Wednesday, March 10, 2010

For We Are Living In a Digital World...

Plastic Beach

There are many things to expect from a Gorillaz album. I think, with two prior full-lengths and a pair of B-Side collections, Damon Albarn has established a decent set of parameters. This is a quietly experimental band, of course, but their sound is fairly well established. You know when you're listening to Gorillaz.

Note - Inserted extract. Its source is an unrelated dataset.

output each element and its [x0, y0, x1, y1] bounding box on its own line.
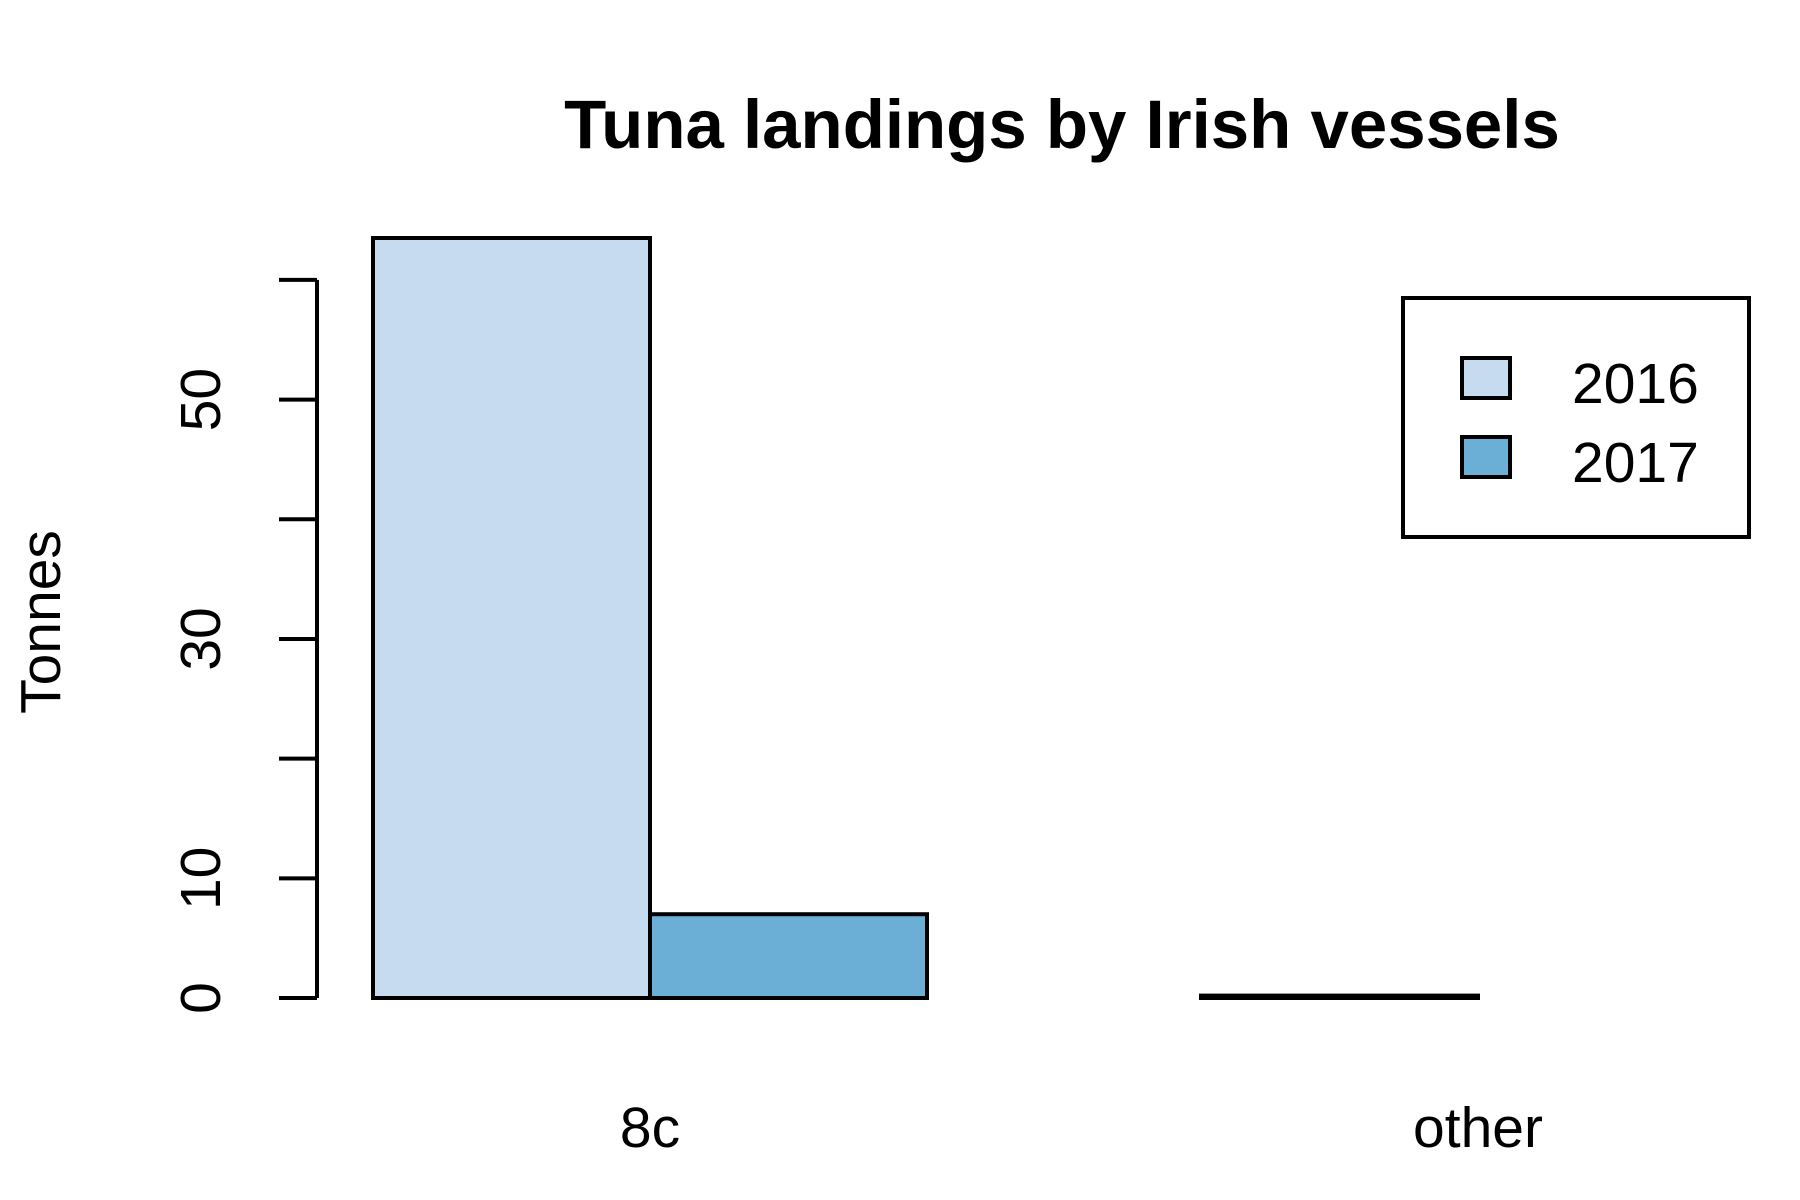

For example, we know to expect a fusion of hip-hop and pop. Plastic Beach delivers there with the superb "Superfast Jellyfish," featuring Demon Days highlights De La Soul. You'll remember them from "Feel Good, Inc." What we don't expect is an album lacking a "Feel Good, Inc." That is to say, Plastic Beach doesn't come ready made with a massive single. It has some great songs, many in fact, but it doesn't come with a song destined for the Top 40. This may not be a bad thing.

We've come to expect unusual collaborations. Bobby Womack, unheard from for the last twenty years, makes two rip-roaring appearances, on first single "Stylo" and on near closer "Cloud of Unknowing." What we don't expect is that Damon Albarn has given the vast majority of the spotlight here to those collaborators. He is heard on every track, at one point or another, but you don't get the feeling that this is his album, and some friends are stopping by. It feels like Gorillaz have finally become what I believe Albarn meant them to be all along; a consortium, the King Crimson of pop. (To quote Fripp, "King Crimson is not a band, it is a way of doing things.")

We can expect airtight compositions. It's a Damon Albarn project, and this is a foregone conclusion. If Blur's final offering, Think Tank, suffered one ailment, it was that the songs were hermetically sealed. There was no oxygen anywhere. This has been an ongoing issue for Albarn. In Blur, Coxon gave ragged, soulful life to the songs which Albarn so brilliantly constructed. There has never been any Coxon on Gorillaz albums (pause for *sigh*). Demon Days, for all its daring, suffers the same problems as Think Tank. Aesthetically speaking, Plastic Beach has the least organic sound of anything Albarn has released. It is an album delivered from the middle of the 1980s, with synthesizers everywhere.

But here's the most unexpected thing: This is, without a doubt, Albarn's most feeling album in over ten years. I'm extensively (re; obsessively) familiar with his entire, remarkable discography, and nothing comes close to feeling like Plastic Beach, save 13, my favourite Blur album. And then he had Coxon. The highlights on this album are numerous, but none hit me so hard as "On Melancholy Hill," where, according to Damon, "you can't get what you want, but you can get me." He's only made me cry once before, back in 2003, with "Battery in Your Leg," the final track on Blur's final record. Here, Albarn taps into that vein of melancholy and sweetness which seems to belong to him alone.

The album opens as one would want a Gorillaz album to; there is pop mixed in with hip-hop and world music. But then it does a few things differently. For the most part, the hip-hop disappears. The album builds to a powerful, remarkable set of six songs that constitute the body, from "Stylo" to "On Melancholy Hill." Both the previous Gorillaz albums,irrefutably excellent in their own right, were spotty. Here, there is only one mis-step, "Broken," the removal of which would make this, dare I say it, a perfectly sequenced album. And on the way, we get insight into the remarkable talents of Damon Albarn, which continue to flower in directions nobody could have ever possibly expected.